Gucci marks 100 years with exhibit on radically shifted codes
To mark the centenary, creative director Alessandro Michele has curated an exhibition in the Gucci Garden gallery, on Florence's Piazza della Signoria, that underlines some watershed moments in his era.
Alessandro Michele has radically shifted Gucci codes and challenged fashion norms in his six and a half years as creative director of the brand founded by Guccio Gucci as a travel bag company in Florence 100 years ago.
To mark the centenary, Michele has curated an exhibition in the Gucci Garden gallery, on Florence's Piazza della Signoria, that underlines some watershed moments in his era. Those include an advertising campaign for perfume featuring a transgender model, an all-Black cast for the pre-Fall 2017 campaign and a lipstick campaign featuring everyday faces in all their imperfections.
The exhibition will be reproduced in seven cities, including Shanghai, Tokyo, Sydney and Seoul.
The 48-year-old designer credited CEO Marco Bizzarri, who tapped an unknown Michele from the Gucci design team to take over as creative director in January 2015, with allowing him leeway to go beyond the usual schemes driving the luxury business model.
"No one would have wanted, we can say it, a transexual in the world of beauty," Michele told reporters Thursday in Florence.
He said the campaign, featuring Hari Nef, Petra Collins and Dakota Johnson walking through a field of wildflowers, proved conventional fashion world wisdom wrong by creating "an absolutely up-to-date female imagery."
"If fashion and the fashion market want to continue to have a stage, there needs to be some sort of movement. That campaign, in a very gentle and very poetic way, gave space and voice to a world of very different femininity," Michele said.
Likewise, Michele said the casting of only Black models in the 2017 campaign was at the time a breakthrough, noting that "things have changed in a dizzying and very fast way in the last year."
The pandemic year has been a year of collaborations, including with North Face, and Ken Scott and Doraemon. A tie-up with Balenciaga will reach stores later this year. Gucci revenues rose 20 per cent to 2.16 million euros (S$3.49 million) in the first quarter of 2021 compared with the same period last year, Women's Wear Daily reported.

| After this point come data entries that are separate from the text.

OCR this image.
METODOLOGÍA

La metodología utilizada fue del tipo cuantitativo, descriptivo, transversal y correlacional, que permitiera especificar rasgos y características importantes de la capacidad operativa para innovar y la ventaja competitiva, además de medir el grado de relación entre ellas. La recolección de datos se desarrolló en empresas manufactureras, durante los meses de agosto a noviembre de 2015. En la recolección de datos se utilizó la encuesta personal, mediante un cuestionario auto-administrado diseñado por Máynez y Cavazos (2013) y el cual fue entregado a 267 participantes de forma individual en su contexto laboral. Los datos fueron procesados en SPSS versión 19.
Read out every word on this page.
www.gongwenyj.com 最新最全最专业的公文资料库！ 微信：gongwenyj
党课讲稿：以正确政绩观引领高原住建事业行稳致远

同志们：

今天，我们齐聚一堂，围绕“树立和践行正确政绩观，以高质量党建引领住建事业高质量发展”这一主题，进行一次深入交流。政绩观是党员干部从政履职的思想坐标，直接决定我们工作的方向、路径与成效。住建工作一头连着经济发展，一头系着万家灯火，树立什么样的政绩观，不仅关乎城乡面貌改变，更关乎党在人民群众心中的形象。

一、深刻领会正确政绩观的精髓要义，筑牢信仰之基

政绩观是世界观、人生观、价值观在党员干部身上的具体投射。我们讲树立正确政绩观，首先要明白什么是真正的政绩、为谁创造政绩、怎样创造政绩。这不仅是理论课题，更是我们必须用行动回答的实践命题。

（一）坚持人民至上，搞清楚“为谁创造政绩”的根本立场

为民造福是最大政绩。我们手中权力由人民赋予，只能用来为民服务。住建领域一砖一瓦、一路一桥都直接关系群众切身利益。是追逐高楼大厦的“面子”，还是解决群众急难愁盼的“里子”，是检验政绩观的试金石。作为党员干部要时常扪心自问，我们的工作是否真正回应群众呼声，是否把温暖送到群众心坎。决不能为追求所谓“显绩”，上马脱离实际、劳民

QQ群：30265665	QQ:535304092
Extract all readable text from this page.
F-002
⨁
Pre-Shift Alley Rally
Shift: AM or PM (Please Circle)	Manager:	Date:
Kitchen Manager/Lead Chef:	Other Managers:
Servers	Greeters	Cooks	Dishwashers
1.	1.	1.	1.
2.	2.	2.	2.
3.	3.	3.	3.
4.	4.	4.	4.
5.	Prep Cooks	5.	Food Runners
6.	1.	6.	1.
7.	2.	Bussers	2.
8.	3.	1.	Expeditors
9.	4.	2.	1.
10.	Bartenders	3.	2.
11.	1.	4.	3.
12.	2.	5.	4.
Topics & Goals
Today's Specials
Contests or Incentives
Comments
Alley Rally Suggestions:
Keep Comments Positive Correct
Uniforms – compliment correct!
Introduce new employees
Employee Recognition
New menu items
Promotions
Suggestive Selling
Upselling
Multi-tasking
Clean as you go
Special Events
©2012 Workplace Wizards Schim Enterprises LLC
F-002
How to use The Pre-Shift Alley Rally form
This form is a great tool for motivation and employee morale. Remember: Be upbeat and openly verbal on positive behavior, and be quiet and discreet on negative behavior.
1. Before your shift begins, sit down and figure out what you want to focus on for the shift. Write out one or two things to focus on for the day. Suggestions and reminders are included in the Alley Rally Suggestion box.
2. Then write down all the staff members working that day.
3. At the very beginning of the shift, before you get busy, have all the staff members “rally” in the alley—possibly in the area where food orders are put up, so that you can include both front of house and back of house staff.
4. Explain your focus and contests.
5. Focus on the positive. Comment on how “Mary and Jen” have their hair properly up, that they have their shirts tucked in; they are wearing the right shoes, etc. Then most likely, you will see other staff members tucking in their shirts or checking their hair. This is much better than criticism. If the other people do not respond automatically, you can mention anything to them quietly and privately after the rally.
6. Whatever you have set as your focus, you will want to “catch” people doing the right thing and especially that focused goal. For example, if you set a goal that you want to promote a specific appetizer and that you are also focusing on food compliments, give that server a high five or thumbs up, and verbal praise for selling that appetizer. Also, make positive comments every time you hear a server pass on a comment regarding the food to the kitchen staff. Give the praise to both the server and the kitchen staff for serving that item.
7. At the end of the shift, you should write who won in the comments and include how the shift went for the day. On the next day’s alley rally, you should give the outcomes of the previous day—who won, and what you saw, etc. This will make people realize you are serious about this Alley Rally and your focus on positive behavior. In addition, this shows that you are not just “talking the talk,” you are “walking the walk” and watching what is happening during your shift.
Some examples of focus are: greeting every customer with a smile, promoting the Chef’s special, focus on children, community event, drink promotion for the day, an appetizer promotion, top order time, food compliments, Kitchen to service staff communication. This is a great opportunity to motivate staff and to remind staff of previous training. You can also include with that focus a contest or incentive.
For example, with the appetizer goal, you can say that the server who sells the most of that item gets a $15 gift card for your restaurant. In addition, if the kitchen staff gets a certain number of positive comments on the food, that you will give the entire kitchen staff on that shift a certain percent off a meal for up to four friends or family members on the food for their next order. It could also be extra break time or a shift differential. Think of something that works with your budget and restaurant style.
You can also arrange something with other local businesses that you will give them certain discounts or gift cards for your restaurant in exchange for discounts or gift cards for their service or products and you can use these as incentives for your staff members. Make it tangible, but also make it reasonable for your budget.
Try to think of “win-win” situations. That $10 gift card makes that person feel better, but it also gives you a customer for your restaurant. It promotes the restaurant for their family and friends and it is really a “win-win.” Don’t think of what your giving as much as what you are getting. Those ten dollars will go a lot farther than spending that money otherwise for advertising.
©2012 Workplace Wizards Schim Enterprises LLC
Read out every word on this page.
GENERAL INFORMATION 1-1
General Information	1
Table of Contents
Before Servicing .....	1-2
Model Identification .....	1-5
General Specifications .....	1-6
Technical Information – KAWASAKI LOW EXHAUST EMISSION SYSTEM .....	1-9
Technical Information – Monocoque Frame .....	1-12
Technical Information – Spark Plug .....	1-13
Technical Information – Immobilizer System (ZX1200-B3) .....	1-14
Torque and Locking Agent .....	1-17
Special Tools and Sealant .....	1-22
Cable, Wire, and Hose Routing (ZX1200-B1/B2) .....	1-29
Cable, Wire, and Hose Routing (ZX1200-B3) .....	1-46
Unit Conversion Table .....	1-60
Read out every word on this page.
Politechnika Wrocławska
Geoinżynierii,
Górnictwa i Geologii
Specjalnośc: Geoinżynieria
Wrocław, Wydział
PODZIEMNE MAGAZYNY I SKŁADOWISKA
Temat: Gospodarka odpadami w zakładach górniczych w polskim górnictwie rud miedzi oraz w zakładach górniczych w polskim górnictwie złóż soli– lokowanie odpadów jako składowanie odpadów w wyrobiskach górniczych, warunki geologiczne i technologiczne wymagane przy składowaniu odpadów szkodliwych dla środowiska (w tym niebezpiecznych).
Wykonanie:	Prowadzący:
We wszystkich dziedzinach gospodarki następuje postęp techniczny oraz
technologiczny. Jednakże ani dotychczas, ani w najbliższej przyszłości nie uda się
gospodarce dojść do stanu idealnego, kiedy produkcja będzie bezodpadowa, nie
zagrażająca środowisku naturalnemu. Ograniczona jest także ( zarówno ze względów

Michele's eclectic style, which has gone a long way toward mainstreaming genderless codes, especially for men, has created a sort of tribal following. Dubbed the Gucci Gang, Michele has fully embraced the power of that very distinct crowd during his pandemic year collections, which have been unveiled as digital presentations.
Those collections include this year's Aria that ends with the runway cast converging dreamily in a garden, to Ouverture last November, with videos by Gus Van Sant featuring an Italian actress moving through a rarified Roman landscape with her Gucci tribe.
Michele said the brand's real-life fans defy easy description, ranging in age "from 10 to 90."
"It has happened that someone who could be my mother's age greets me, or that Marina Cicogna (an 86-year-old film producer) tells me, 'When I go in the store, I find crazy things,'" Michele said.
"It is strange because [we] also manage to dress someone who is 13 years old. Not only: Yesterday a young person stopped me who had a tattoo that said "Blind For Love," and it was not the first," Michele said, referring to one of the popular slogans that have adorned his creations.
"Evidently it was a strong detonation of something that already existed," Michele said of his collections. "Fashion has the great capacity to interpret and to collect what is happening now .... to narrate the exact moment."